By: Jeremy D. WellsCarter County Times
Let’s be honest and open here – at 44, almost 45, I’m a bit long in the tooth to be the father of a toddler. But, here we are. I was 43 when my son was born. That’s the same age my grandfather was when I was born. Many of my peers and high school classmates have already raised their children, and are enjoying their grandchildren. When my little one graduates high school, I’ll be in my early 60s.
I already know I’m probably going to be confused for grandpa at school sporting events when he’s old enough to play basketball and soccer. (Or, possibly, when he’s a band geek like his old man was.) My beard is going grey at a frightening pace, and I expect that by the time he starts Kindergarten it will be fully white.
I’ve already been mistaken for grandpa, in fact. When he was just a few months old, and mommy was busy with work, I took him with me for a run in to a local convenience store. While we stood in line waiting and I beamed and talked to my little guy, the older gentleman running the register smiled over at us. When I got to the counter he asked, “Is this your first?”
“Yes,” I replied.
“I remember my first grandson too,” he said. “Nothing else like it in the world. Almost as good as becoming a daddy for the first time. He’ll end up being your best friend.”
Awkward doesn’t begin to describe the situation as I informed him that, no, this was my first, and likely only, child.
His mother is, obviously, a bit younger than me, and she already has another ten-year-old son. We’re happy with our family as it is and don’t plan to have any more children, though we have discussed becoming foster parents some day.

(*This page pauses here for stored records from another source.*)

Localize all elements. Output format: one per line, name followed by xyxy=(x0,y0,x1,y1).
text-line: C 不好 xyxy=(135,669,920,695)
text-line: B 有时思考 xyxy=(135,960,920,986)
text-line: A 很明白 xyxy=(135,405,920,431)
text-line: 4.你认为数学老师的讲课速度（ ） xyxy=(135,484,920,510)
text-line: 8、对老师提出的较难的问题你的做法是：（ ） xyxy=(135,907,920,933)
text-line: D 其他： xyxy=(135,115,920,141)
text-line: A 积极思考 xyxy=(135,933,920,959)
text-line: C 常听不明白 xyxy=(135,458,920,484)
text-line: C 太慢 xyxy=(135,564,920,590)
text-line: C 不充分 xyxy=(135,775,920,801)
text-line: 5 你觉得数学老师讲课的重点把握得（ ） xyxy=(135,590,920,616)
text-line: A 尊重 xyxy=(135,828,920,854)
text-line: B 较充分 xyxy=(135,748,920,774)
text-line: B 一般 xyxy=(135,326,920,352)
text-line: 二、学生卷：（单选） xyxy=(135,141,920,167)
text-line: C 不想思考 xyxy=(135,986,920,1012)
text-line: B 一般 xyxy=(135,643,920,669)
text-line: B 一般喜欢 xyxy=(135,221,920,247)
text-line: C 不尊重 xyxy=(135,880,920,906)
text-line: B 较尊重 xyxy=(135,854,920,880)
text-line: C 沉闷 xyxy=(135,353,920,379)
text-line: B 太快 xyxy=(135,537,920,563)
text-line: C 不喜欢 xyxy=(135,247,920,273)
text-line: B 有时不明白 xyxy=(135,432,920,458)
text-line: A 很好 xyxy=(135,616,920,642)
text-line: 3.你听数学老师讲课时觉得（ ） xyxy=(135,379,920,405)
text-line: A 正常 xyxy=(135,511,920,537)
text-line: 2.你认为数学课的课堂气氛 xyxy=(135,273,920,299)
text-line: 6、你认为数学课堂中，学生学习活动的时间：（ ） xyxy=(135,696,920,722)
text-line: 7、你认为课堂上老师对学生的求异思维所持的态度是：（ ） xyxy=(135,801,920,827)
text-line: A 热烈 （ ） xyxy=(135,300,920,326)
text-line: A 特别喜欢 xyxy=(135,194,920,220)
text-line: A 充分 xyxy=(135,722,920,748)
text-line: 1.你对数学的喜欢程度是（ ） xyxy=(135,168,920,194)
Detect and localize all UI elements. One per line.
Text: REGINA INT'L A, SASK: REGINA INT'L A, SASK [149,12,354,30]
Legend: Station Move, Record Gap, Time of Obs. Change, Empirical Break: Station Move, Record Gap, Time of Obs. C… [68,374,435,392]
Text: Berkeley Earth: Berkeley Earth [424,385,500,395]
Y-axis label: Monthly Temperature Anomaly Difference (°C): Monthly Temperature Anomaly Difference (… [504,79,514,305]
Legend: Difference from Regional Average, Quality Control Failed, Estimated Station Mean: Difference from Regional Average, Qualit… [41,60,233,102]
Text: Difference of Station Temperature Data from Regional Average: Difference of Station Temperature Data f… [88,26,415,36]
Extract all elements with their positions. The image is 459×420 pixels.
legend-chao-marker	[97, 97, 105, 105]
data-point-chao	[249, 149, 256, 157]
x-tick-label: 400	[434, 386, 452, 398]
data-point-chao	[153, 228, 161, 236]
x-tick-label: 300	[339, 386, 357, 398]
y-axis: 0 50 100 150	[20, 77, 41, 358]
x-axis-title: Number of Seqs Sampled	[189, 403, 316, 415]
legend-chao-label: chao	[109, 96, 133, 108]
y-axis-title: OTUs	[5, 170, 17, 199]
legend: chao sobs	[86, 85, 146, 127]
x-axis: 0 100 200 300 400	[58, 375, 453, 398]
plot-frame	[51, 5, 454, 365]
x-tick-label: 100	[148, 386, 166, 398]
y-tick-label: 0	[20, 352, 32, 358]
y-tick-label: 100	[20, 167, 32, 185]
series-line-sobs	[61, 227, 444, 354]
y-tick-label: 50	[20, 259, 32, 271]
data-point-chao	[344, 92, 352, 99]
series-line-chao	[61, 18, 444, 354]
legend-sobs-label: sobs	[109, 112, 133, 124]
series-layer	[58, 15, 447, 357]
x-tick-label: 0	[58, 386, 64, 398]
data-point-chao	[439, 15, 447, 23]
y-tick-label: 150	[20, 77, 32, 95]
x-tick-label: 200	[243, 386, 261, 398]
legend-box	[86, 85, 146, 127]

By the time I do become a grandfather, if I become a grandfather, I’m going to be the old grandpa. The grandpa that has lots of wrinkle and shares his Werther’s Originals with you while he teaches you to play chess. So, yes, I know I’m a bit old to be a father. But I’m very glad I waited.
There are some definite benefits to becoming a father after 40, at least for me. For one, I feel like I’m much more patient with my son than I would have been if I became a father in my 20s – or even my 30s – like so many of my family and friends did. I’ve had time to work on my emotional health, and while I still won’t even try to claim perfection, he’s been a great impetus to continue my personal growth and self improvement.
Nicole and I are also better positioned to provide for our sons than I would have been 20 years ago. There will hopefully be none of the missing out on activities that will enrich his childhood because mom and dad can’t afford them. We’re not wealthy, by any definition of the term. But we can provide for our children. I know that poverty and doing without can build character. It certainly did for me. That can wait until he’s in college and out on his own, though. Hopefully by then we will have instilled him with the character he needs to endure those hardships, and he knows that if things are ever too rough, mom and dad will be there for him, always. I’m sure those are feelings all us parents share, no matter how old we were when our children came into our lives.
I just know I’ll be forever grateful this wonderful little guy is the one who allowed me to finally be called “dad,” even if I’m a little long in the tooth.